Together with the staggering growth in the ability to read and write, to learn about the world at large, the ability to move from old homes for work and leisure and yet keep in touch with kith and kin and befriend strangers can be termed, without hesitation, as unprecedented in India’s history.
In short, what this means is that old class, caste, gender and status hierarchies are being rent asunder. Old social norms are being stretched to breaking point; old social forms no longer suffice to hold the new. This is a classic case of what sociologists call secularisation -- the breaking of traditional structures, which bind individuals to their communities, the undermining of old religious practices, the moral code for living profane life. But secularisation on steroids!

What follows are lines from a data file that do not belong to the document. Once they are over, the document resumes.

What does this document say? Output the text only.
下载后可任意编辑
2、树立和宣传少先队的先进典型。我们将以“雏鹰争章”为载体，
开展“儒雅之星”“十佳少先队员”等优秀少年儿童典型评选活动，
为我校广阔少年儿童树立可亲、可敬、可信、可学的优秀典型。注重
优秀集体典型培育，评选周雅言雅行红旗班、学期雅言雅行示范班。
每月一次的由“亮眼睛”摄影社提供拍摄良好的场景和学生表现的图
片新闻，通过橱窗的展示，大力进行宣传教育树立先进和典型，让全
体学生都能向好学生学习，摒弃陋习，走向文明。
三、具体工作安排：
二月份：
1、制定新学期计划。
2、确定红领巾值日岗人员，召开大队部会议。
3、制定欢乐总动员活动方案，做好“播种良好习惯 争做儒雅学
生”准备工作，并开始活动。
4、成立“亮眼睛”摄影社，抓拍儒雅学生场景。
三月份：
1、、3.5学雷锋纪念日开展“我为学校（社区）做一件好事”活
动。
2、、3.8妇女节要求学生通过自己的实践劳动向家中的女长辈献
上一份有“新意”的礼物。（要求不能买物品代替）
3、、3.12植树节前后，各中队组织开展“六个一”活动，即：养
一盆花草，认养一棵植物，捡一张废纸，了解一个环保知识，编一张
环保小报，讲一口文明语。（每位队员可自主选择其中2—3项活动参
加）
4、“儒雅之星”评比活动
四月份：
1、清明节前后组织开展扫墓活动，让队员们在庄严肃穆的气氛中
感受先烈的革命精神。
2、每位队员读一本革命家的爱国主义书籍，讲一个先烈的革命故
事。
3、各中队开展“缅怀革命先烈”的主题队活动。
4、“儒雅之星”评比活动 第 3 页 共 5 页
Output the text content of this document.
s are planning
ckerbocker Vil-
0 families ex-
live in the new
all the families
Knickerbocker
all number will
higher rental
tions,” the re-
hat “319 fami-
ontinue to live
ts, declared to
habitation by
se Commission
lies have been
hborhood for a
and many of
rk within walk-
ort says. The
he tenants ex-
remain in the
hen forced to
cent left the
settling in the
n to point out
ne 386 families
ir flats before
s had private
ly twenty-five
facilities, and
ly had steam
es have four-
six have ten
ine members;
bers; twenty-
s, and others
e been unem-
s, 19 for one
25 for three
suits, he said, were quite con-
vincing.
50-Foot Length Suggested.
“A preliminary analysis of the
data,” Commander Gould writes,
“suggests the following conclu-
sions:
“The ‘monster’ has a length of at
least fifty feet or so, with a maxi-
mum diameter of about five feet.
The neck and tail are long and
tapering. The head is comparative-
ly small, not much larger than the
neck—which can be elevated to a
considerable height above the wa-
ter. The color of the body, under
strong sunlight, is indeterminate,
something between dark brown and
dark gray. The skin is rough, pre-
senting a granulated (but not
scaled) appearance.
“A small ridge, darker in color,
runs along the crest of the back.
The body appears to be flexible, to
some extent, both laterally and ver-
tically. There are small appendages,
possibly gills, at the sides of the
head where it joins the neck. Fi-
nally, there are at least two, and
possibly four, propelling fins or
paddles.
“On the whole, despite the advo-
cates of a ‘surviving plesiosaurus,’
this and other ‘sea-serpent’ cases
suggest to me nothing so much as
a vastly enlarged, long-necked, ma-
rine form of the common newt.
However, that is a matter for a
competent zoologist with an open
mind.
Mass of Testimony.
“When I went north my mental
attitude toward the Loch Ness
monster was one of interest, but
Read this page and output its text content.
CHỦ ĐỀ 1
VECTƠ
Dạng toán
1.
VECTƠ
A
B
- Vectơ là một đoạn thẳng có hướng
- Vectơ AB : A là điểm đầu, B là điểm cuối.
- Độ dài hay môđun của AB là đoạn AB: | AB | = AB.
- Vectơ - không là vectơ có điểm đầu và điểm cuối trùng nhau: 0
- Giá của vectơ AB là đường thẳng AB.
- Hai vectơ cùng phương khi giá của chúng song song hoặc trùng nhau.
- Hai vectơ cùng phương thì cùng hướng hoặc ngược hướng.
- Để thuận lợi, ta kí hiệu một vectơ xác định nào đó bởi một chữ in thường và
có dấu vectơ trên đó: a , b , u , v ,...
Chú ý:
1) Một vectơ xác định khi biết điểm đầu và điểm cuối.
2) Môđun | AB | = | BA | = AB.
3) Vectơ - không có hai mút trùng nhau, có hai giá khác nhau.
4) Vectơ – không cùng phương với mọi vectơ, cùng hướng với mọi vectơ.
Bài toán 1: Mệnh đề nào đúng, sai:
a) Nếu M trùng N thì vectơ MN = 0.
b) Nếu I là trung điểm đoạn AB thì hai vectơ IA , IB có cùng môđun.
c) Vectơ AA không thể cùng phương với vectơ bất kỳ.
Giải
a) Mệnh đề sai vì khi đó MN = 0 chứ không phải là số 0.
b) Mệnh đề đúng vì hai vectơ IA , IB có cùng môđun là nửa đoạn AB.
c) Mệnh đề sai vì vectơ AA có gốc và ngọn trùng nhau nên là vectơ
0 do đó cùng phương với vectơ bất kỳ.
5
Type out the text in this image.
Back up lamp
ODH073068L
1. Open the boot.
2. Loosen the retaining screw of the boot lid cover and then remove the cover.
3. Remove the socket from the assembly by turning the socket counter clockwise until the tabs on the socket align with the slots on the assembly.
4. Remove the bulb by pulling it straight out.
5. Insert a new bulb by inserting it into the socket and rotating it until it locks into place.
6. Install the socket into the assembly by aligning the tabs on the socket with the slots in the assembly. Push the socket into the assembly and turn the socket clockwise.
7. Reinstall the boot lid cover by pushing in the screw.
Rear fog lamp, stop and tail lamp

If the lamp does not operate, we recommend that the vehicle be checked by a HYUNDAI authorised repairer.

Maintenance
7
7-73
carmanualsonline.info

The old verities are gone. The old ways of living and working, of experiencing family comforts, of familiar geographies have disappeared or are fast vanishing. This is a brave new world for the neo-literate, the newly urbanised peasant, the woman who has broken out of gender roles, for the dalit who can ride a mare to his marriage.
The promises of justice, liberty, equality and fraternity made by India’s State and traditional political parties have come short of her expectations. The newspeak of illiberal ideologies now promise a new moral anchor; the violence of the mobs a safe harbour for the anger at having been left behind. There is no map of the deep currents that have risen to the surface, we all need to prepare for the coming storm.